Two weeks ago, the SEC announced its third and latest enforcement settlement through its data-driven EPS (Earnings Per Share) Initiative. The EPS Initiative, run by the SEC’s Enforcement Division, used data analytics to detect potential reporting violations. The EPS Initiative has resulted in two prior actions. On September 28, 2020, the SEC publicly disclosed the EPS Initiative with two settlements, as discussed previously in this blog here.
Other recent enforcement actions by the SEC since Chair Gary Gensler began his tenure indicate that the EPS Initiative is part of a renewed and broader push by the SEC’s Enforcement Division to investigate accounting and financial reporting misconduct. Notably, on September 3, the SEC announced a settlement agreement it had reached with Kraft to resolve charges that it had engaged in a long-running accounting scheme which improperly reduced the company’s cost of goods sold by $208 million from the last quarter of 2015 to the end of 2018. The SEC also charged two individuals: Kraft’s former Chief Operating Officer; and its former Chief Procurement Officer for their alleged actions in connection with the accounting errors.
The SEC alleged that Kraft’s accounting scheme misrepresented the true nature of the company’s transactions with suppliers by, among other things, “recognizing unearned discounts from suppliers and maintaining false and misleading supplier contracts” in violation of GAAP. Kraft’s procurement division employees, for example, allegedly “agreed to take upfront payments subject to repayment through future price increases or volume commitments, but documented the transaction in ways which obscured the repayment obligation.” The SEC alleged that Kraft used these alleged cost savings to report inflated EBITDA.
The settlement order also detailed Kraft’s failure to “design or maintain effective controls for the procurement division, including those implemented by the finance and controller groups, in connection with the accounting for supplier contracts and related arrangements.” The SEC’s order further noted that the Chief Procurement Officer “imposed pressures on the procurement division to deliver unrealistic savings targets” and failed to take proper action when presented with numerous warning signs that supplier expenses were being mismanaged.
Kraft agreed to cease and desist from future violations and pay a civil penalty of $62 million. The individuals consented to civil penalties of $300,000 and $100,000, respectively, and one further agreed to a five-year officer/director bar. Charging and settling with these two individuals aligns with public statements from the Commission since the start of Chair Gensler’s tenure regarding an increasing focus on the culpability of individuals.

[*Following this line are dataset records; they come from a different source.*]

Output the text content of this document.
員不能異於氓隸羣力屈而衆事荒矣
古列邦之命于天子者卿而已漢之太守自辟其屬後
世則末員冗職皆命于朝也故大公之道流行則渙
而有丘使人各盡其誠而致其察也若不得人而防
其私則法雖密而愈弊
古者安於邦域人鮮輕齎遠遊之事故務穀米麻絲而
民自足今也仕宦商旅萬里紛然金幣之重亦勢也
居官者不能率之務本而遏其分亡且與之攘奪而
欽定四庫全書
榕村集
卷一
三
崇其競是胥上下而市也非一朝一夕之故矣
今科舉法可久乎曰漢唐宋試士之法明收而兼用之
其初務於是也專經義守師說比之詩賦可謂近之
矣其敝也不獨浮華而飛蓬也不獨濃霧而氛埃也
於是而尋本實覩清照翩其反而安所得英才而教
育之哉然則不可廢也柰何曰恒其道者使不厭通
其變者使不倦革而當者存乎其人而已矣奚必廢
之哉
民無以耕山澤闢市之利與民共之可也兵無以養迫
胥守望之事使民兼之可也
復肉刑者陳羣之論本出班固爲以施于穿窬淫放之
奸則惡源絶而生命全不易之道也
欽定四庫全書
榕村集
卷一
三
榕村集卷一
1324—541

Public companies should take note of the EPS Initiative and the enhanced resources in data analytics it provides to aid the SEC in identifying potential accounting issues, which may open the door to a broader investigation into the company’s financial reporting. Accordingly, public companies must ensure their internal controls are reasonably sufficient and that accounting judgments, particularly those involving manual accrual or reserve accounts, are not applied to manage earnings or distort financial statements. Companies that are considering restating their previously issued financial statements should engage qualified outside counsel to assist with the management of SEC enforcement exposure risks.